Matthieu Tordeur en expédition au Groenland

Matthieu Tordeur "Prendre le temps, c’est avancer au rythme du monde, mieux regarder et ressentir plus fort."

Édition 2025 28 juin 2025 - 16h58
L’aventure est son métier, la nature sa boussole et la transmission, sa seconde nature. Matthieu Tordeur est un globe-trotteur passionné qui aime partager ses aventures, mais aussi ce que notre Terre subit. En 2019, il est devenu le premier Français et le plus jeune au monde à rallier le pôle Sud à skis, en solitaire et sans ravitaillement. Une expédition qui a bousculé sa vision de la planète et l’importance de la comprendre pour mieux la protéger. Il a accepté d’être, avec l’astronaute Claudie Haigneré, le parrain de la 17e édition de la TRANSAT CAFÉ L’OR Le Havre Normandie. Rencontre avec ce Tintin des temps modernes.

Matthieu Tordeur, tu as de multiples cordes à ton arc, comment pourrait-on définir ton métier ? 

La question est toujours un peu compliquée ! Je suis à la fois conférencier, réalisateur de documentaires et surtout un homme de terrain qui parcourt des contrées lointaines comme l'Arctique et l’Antarctique.

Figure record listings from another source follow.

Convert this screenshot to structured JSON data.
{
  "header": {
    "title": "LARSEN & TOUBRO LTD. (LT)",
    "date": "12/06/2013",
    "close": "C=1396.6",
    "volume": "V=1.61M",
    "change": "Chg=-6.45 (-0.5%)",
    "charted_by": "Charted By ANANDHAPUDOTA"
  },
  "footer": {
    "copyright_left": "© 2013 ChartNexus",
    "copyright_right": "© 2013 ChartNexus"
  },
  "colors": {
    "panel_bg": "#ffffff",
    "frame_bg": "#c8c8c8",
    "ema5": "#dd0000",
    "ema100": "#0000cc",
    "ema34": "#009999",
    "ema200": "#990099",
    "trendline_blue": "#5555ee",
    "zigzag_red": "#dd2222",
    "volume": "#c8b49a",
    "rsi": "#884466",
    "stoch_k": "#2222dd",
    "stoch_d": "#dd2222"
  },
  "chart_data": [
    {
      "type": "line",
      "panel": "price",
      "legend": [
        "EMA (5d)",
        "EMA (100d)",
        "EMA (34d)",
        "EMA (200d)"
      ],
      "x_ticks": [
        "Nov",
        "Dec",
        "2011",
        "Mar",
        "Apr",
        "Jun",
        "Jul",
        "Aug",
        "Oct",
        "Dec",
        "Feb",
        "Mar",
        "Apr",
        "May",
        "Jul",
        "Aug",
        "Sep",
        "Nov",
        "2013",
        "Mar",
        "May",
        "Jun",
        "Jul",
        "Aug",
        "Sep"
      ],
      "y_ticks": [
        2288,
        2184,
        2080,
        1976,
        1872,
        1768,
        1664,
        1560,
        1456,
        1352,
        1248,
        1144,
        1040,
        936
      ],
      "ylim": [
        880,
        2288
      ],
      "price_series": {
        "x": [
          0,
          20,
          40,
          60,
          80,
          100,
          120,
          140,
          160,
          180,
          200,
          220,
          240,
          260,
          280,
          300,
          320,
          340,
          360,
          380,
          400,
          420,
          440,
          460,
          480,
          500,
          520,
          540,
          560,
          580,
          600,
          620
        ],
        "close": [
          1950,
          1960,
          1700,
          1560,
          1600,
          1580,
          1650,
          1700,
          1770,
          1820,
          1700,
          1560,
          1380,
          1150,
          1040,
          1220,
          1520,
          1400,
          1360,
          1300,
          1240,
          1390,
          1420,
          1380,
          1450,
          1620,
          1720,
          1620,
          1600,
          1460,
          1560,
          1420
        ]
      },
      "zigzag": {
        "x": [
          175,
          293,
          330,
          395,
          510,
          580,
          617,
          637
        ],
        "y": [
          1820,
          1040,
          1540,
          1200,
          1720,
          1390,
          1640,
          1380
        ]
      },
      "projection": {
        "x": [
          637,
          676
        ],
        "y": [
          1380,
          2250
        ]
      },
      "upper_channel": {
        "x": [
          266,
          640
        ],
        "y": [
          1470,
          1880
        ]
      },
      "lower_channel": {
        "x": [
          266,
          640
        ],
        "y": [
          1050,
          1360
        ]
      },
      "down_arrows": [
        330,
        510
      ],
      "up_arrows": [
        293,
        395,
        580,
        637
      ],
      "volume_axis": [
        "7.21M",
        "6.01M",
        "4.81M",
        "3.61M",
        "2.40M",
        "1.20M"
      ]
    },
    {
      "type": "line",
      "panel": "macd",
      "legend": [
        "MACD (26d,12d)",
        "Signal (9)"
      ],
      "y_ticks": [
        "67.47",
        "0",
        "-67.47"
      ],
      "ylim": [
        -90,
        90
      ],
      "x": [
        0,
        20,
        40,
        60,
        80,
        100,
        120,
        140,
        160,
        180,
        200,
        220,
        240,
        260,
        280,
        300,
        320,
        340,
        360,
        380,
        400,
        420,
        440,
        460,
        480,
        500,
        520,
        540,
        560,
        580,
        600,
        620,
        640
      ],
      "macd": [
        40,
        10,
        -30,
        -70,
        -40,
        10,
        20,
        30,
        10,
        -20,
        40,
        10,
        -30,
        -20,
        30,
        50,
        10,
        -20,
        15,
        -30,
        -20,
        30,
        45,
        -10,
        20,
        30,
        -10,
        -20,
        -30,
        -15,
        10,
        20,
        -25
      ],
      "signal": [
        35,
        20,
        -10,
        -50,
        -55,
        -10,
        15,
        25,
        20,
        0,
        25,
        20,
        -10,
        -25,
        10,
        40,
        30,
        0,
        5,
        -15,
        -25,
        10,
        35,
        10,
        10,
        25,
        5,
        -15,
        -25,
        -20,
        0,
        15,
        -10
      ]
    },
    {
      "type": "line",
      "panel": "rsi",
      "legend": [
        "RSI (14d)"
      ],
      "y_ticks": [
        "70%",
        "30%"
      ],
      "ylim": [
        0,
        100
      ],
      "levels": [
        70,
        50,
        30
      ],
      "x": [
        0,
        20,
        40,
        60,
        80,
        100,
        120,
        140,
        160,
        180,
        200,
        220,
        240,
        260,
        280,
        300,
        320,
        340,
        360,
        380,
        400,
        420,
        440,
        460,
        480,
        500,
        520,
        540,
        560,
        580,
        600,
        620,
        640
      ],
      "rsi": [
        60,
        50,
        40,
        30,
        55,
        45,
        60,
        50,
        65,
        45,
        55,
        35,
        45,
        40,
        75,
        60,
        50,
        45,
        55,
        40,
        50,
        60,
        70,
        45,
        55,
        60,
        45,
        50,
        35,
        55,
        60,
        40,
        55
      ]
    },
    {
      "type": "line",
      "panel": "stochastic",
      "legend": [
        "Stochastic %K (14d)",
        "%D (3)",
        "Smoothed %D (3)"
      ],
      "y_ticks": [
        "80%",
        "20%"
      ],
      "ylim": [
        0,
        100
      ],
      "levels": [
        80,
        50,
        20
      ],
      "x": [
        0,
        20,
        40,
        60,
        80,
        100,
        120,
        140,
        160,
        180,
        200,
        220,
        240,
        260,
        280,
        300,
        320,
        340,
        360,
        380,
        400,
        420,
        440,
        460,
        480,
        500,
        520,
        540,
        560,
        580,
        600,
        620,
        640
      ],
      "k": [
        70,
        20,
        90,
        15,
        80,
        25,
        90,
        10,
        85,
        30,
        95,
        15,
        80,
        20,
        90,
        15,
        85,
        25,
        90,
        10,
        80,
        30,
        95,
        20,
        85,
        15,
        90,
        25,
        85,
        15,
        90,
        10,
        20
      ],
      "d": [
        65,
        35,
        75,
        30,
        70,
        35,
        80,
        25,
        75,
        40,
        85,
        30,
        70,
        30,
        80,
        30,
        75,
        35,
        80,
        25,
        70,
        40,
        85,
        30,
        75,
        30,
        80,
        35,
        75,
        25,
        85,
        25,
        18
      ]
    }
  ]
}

Le lien entre toutes ces activités, c'est l'aventure, l’exploration, que je mets aujourd’hui au profit de la science et de la sensibilisation. J’aime m'entourer de glaciologues et de scientifiques lorsque je pars, pour en apprendre toujours plus et le partager. J’ai l’impression d’être un peu le témoin ou le porte-parole de ces milieux fragiles qui subissent de plein fouet le dérèglement climatique.

Tu as fait le tour du monde en 4L, tu es le plus jeune explorateur à avoir rallié le pôle Sud à skis, en solitaire et sans ravitaillement. Ces mots rappellent ceux de la course au large. Les skippers et toi auriez-vous des atomes crochus ?

En effet, je crois qu’on se ressemble sur certains points. Les navigateurs se lancent dans des endroits potentiellement dangereux, où l’on est vraiment exposé à la nature dans tout ce qu’elle a de plus brut. Quand tu pars traverser un océan, tu t'en remets aux conditions climatiques, à l'état de la mer, à la force du vent. Et quand tu es explorateur, c'est la même chose. Lorsque j’étais en Antarctique, par exemple, je me suis retrouvé dans un gigantesque désert de glace ouvert aux vents et aux crevasses. Je crois que, explorateurs comme navigateurs, nous avons cette faculté à faire face à l’inconnu, cette capacité à nous adapter à toutes les conditions qui peuvent changer très rapidement. Il faut faire preuve de flexibilité et de confiance en sa préparation.

Matthieu Tordeur
Matthieu Tordeur

Pour ce genre d'expéditions, la préparation doit être à la fois physique et mentale ?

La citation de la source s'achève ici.